Good points Stardust!!!
by Richard Day on Fri, 10/01/2010 - 7:50am
LOL! I believe they were your points, but I agree; they were good!
You may want to blog about prisoner-made products, too: a new (?) form of slavery.
http://www.lookingglassnews.org/viewstory.php?storyid=6706
http://urbanhabitat.org/node/856
by we are stardust on Fri, 10/01/2010 - 9:45am
I had thought about getting into the slavery aspect. Thank you for the links.
by Richard Day on Fri, 10/01/2010 - 4:39pm
Meh, maybe not if that would consist of going after F.P.I./Unicor, as one runs into the problem that it was created during the administration of the sainted FDR. Also too, twas the Bush administration who last tried to "mitigate this competitive advantage held by UNICOR over the private sector."
Tis socialism you see, to be "restricted to selling its products and services to Federal government agencies and has no access to the commercial market."
http://en.wikipedia.org/wiki/Federal_Prison_Industries
by artappraiser on Fri, 10/01/2010 - 4:55pm
That Wiki link...I just envision Wall Street salivating over the opportunity to pay workers a quarter a day. hahaahha
by Richard Day on Fri, 10/01/2010 - 5:15pm
well, in looking that up, I did run across that the American Apparel & Footwear Association sort of thinks of it as unfair "outsourcing":
http://www.apparelandfootwear.org/LegislativeTradeNews/FederalPrisonIndu...

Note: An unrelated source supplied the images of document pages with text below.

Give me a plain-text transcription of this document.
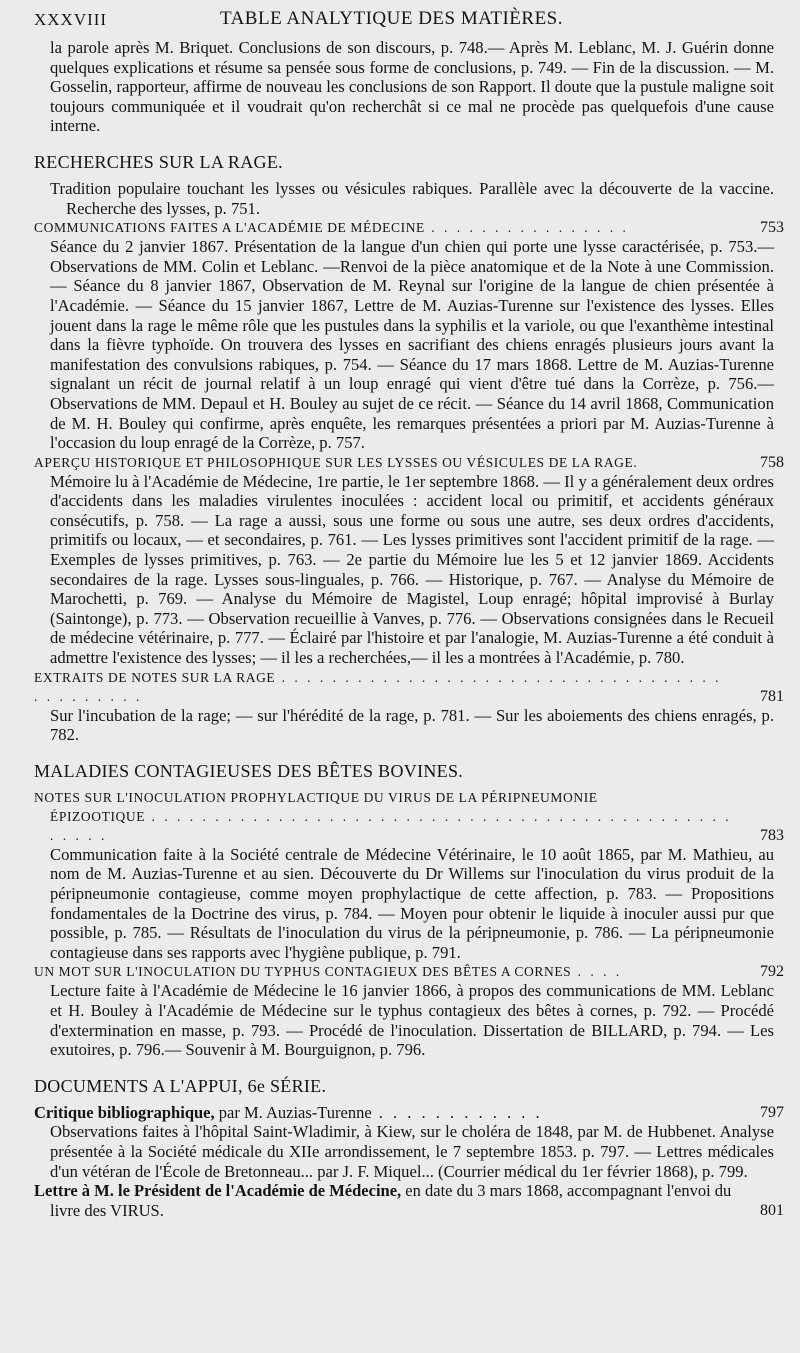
XXXVIII	TABLE ANALYTIQUE DES MATIÈRES.

la parole après M. Briquet. Conclusions de son discours, p. 748.— Après M. Leblanc, M. J. Guérin donne quelques explications et résume sa pensée sous forme de conclusions, p. 749. — Fin de la discussion. — M. Gosselin, rapporteur, affirme de nouveau les conclusions de son Rapport. Il doute que la pustule maligne soit toujours communiquée et il voudrait qu'on recherchât si ce mal ne procède pas quelquefois d'une cause interne.

RECHERCHES SUR LA RAGE.

Tradition populaire touchant les lysses ou vésicules rabiques. Parallèle avec la découverte de la vaccine. Recherche des lysses, p. 751.

COMMUNICATIONS FAITES A L'ACADÉMIE DE MÉDECINE . . . . . . . . . . . . . . . .	753

Séance du 2 janvier 1867. Présentation de la langue d'un chien qui porte une lysse caractérisée, p. 753.—Observations de MM. Colin et Leblanc. —Renvoi de la pièce anatomique et de la Note à une Commission.— Séance du 8 janvier 1867, Observation de M. Reynal sur l'origine de la langue de chien présentée à l'Académie. — Séance du 15 janvier 1867, Lettre de M. Auzias-Turenne sur l'existence des lysses. Elles jouent dans la rage le même rôle que les pustules dans la syphilis et la variole, ou que l'exanthème intestinal dans la fièvre typhoïde. On trouvera des lysses en sacrifiant des chiens enragés plusieurs jours avant la manifestation des convulsions rabiques, p. 754. — Séance du 17 mars 1868. Lettre de M. Auzias-Turenne signalant un récit de journal relatif à un loup enragé qui vient d'être tué dans la Corrèze, p. 756.— Observations de MM. Depaul et H. Bouley au sujet de ce récit. — Séance du 14 avril 1868, Communication de M. H. Bouley qui confirme, après enquête, les remarques présentées a priori par M. Auzias-Turenne à l'occasion du loup enragé de la Corrèze, p. 757.

APERÇU HISTORIQUE ET PHILOSOPHIQUE SUR LES LYSSES OU VÉSICULES DE LA RAGE.	758

Mémoire lu à l'Académie de Médecine, 1re partie, le 1er septembre 1868. — Il y a généralement deux ordres d'accidents dans les maladies virulentes inoculées : accident local ou primitif, et accidents généraux consécutifs, p. 758. — La rage a aussi, sous une forme ou sous une autre, ses deux ordres d'accidents, primitifs ou locaux, — et secondaires, p. 761. — Les lysses primitives sont l'accident primitif de la rage. — Exemples de lysses primitives, p. 763. — 2e partie du Mémoire lue les 5 et 12 janvier 1869. Accidents secondaires de la rage. Lysses sous-linguales, p. 766. — Historique, p. 767. — Analyse du Mémoire de Marochetti, p. 769. — Analyse du Mémoire de Magistel, Loup enragé; hôpital improvisé à Burlay (Saintonge), p. 773. — Observation recueillie à Vanves, p. 776. — Observations consignées dans le Recueil de médecine vétérinaire, p. 777. — Éclairé par l'histoire et par l'analogie, M. Auzias-Turenne a été conduit à admettre l'existence des lysses; — il les a recherchées,— il les a montrées à l'Académie, p. 780.

EXTRAITS DE NOTES SUR LA RAGE . . . . . . . . . . . . . . . . . . . . . . . . . . . . . . . . . . . . . . . . . . . .	781

Sur l'incubation de la rage; — sur l'hérédité de la rage, p. 781. — Sur les aboiements des chiens enragés, p. 782.

MALADIES CONTAGIEUSES DES BÊTES BOVINES.
NOTES SUR L'INOCULATION PROPHYLACTIQUE DU VIRUS DE LA PÉRIPNEUMONIE
ÉPIZOOTIQUE . . . . . . . . . . . . . . . . . . . . . . . . . . . . . . . . . . . . . . . . . . . . . . . . . . .	783

Communication faite à la Société centrale de Médecine Vétérinaire, le 10 août 1865, par M. Mathieu, au nom de M. Auzias-Turenne et au sien. Découverte du Dr Willems sur l'inoculation du virus produit de la péripneumonie contagieuse, comme moyen prophylactique de cette affection, p. 783. — Propositions fondamentales de la Doctrine des virus, p. 784. — Moyen pour obtenir le liquide à inoculer aussi pur que possible, p. 785. — Résultats de l'inoculation du virus de la péripneumonie, p. 786. — La péripneumonie contagieuse dans ses rapports avec l'hygiène publique, p. 791.

UN MOT SUR L'INOCULATION DU TYPHUS CONTAGIEUX DES BÊTES A CORNES . . . .	792

Lecture faite à l'Académie de Médecine le 16 janvier 1866, à propos des communications de MM. Leblanc et H. Bouley à l'Académie de Médecine sur le typhus contagieux des bêtes à cornes, p. 792. — Procédé d'extermination en masse, p. 793. — Procédé de l'inoculation. Dissertation de BILLARD, p. 794. — Les exutoires, p. 796.— Souvenir à M. Bourguignon, p. 796.

DOCUMENTS A L'APPUI, 6e SÉRIE.
Critique bibliographique, par M. Auzias-Turenne . . . . . . . . . . . .	797

Observations faites à l'hôpital Saint-Wladimir, à Kiew, sur le choléra de 1848, par M. de Hubbenet. Analyse présentée à la Société médicale du XIIe arrondissement, le 7 septembre 1853. p. 797. — Lettres médicales d'un vétéran de l'École de Bretonneau... par J. F. Miquel... (Courrier médical du 1er février 1868), p. 799.

Lettre à M. le Président de l'Académie de Médecine, en date du 3 mars 1868, accompagnant l'envoi du livre des VIRUS.	801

they would like to get themselves some of those government contracts. It's a prickly subject, to be sure. I imagine the New Deal era idea was to have them paying for their vocational training rather than have the few taxpayers there were doing it, or just letting them sit in their cells and train each other in more crime.
Some thread some where brought it to my attention recently, I didn't know about it before. My first reaction was hey, that means that those who are sentenced for terrorism could end up making the desks at the State Department, some right winger could really do something with that.
by artappraiser on Fri, 10/01/2010 - 5:56pm
Drawer-pull bombs? LSD on the desk blotters? Bio-toxins in the ink-wells?